Worship With Us!
- Holy Eucharist ~~ Every Sunday ~~ 9:30 am
- Holy Eucharist & Healing ~~ The First Wednesday of Each Month ~~ 12:00 pm
Our Sunday services are available online on our youtube channel. Everyone is invited and welcome to attend.
Special worship services, such as Easter, Ash Wednesday, Christmas, and others, are also available online. To watch ongoing and past worship services and other videos, please visit our YouTube channel.
About the Episcopal Church and What to Expect
(From the Website of The Episcopal Church USA)
Sunday is traditionally when Episcopalians gather for worship. The principal weekly worship service is the Holy Eucharist, known as The Lord’s Supper, Holy Communion, or Mass. In most Episcopal churches, worship is accompanied by hymns, and in some churches, much of the service is sung.
Worship Styles
Episcopalians worship in many different styles, from formal, ancient, and multi-sensory rites with lots of singing, music, fancy clothes (vestments), and incense to informal services with contemporary music. Yet all worship in the Episcopal church is based on the Book of Common Prayer, which gives worship a familiar feel, no matter where you go.
Liturgy and Ritual
Worship in an Episcopal church is said to be “liturgical,” meaning that the congregation follows service forms and prays from texts that don’t change significantly from week to week during a season of the year. This sameness from week to week gives worship a rhythm that becomes comforting and familiar to the worshipers.
For first-time visitors, the liturgy may be exhilarating or confusing. The services may involve standing, sitting, kneeling, sung or spoken responses, and other participatory elements that may challenge them. However, liturgical worship can be compared with a dance: once you learn the steps, you’ll appreciate the rhythm, and it becomes satisfying to dance repeatedly as the music changes.
The Holy Eucharist
Despite the diversity of worship styles in the Episcopal Church, the Holy Eucharist always has the same components and the same shape. All baptized Christians, regardless of age or denomination, are welcome to “receive communion.” Episcopalians invite all baptized people to receive, not because we take the Eucharist lightly but because we take our Baptism so seriously. Visitors who are not baptized Christians are welcome to come forward during communion to receive a blessing from the presider.
The Liturgy of the Word:
- We begin by praising God through a song and a prayer and then listen to as many as four readings from the Bible: usually one from the Old Testament, a Psalm, something from the Epistles, and (always) a reading from the Gospels. The Psalm is usually sung or recited by the congregation.
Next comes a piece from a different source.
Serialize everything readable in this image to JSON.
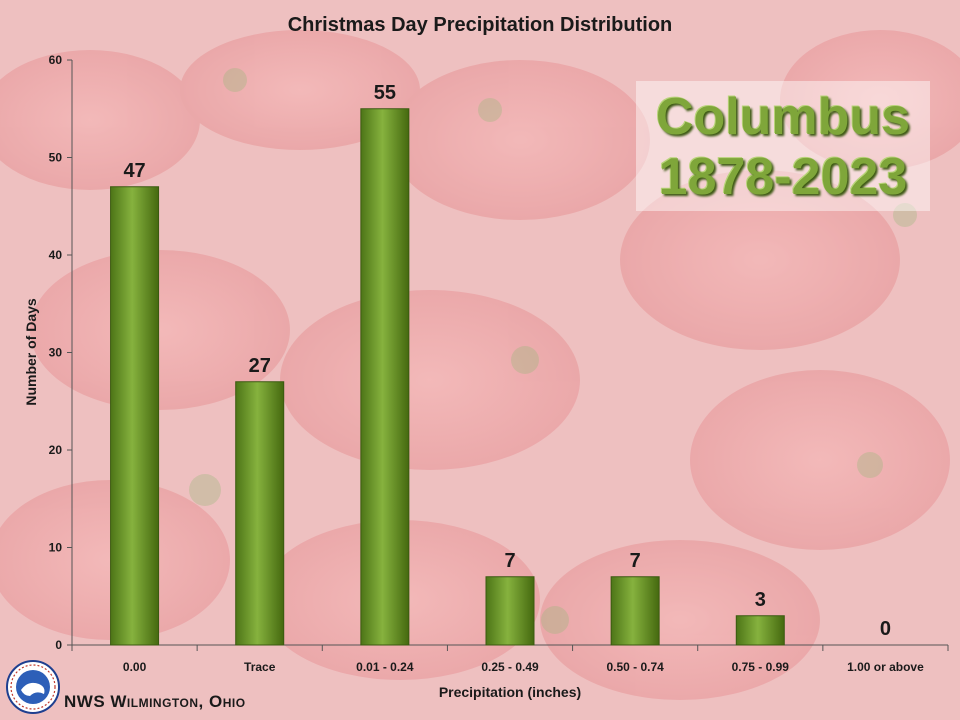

- Next, a sermon interpreting the readings appointed for the day is preached.
- The congregation then recites the Nicene Creed, written in the Fourth Century, and the church’s statement of what we believe ever since.
- Next, the congregation prays for the church, the world, and those in need. We pray for the sick and thank God for all the good things in our lives, and finally, we pray for the dead. The presider (e.g., priest, bishop, lay minister) concludes with a prayer that gathers the petitions into a communal offering of intercession.
- In certain church year seasons, the congregation formally confesses their sins before God and one another. This is a corporate statement of what we have done and what we have left undone, followed by a pronouncement of absolution. In pronouncing absolution, the presider assures the congregation that God is always ready to forgive our sins.
- The congregation then greets one another with a sign of “peace.”
The Liturgy of the Table:
- After the Liturgy of the Word, the priest stands at the table, which has been set with a cup of wine and a plate of bread or wafers, raises their hands, and greets the congregation again, saying, “The Lord Be with You.” Now begins the Eucharistic Prayer, in which the presider tells the story of our faith, from the beginning of creation through choosing Israel to be God’s people, through our continual turning away from God, and God’s calling us to return.
- Then, the presider tells the story of Jesus Christ’s coming and the night before His death, on which he instituted the Eucharistic meal (communion) as a continual remembrance of Him.
- The presider blesses the bread and wine, and the congregation recites the Lord’s Prayer.
- Finally, the presider breaks the bread and offers it to the congregation as the “Gifts of God for the People of God.”
- The congregation then shares the consecrated bread and the wine. Sometimes, the people all come forward to receive the bread and wine; sometimes, they pass the elements around in other ways.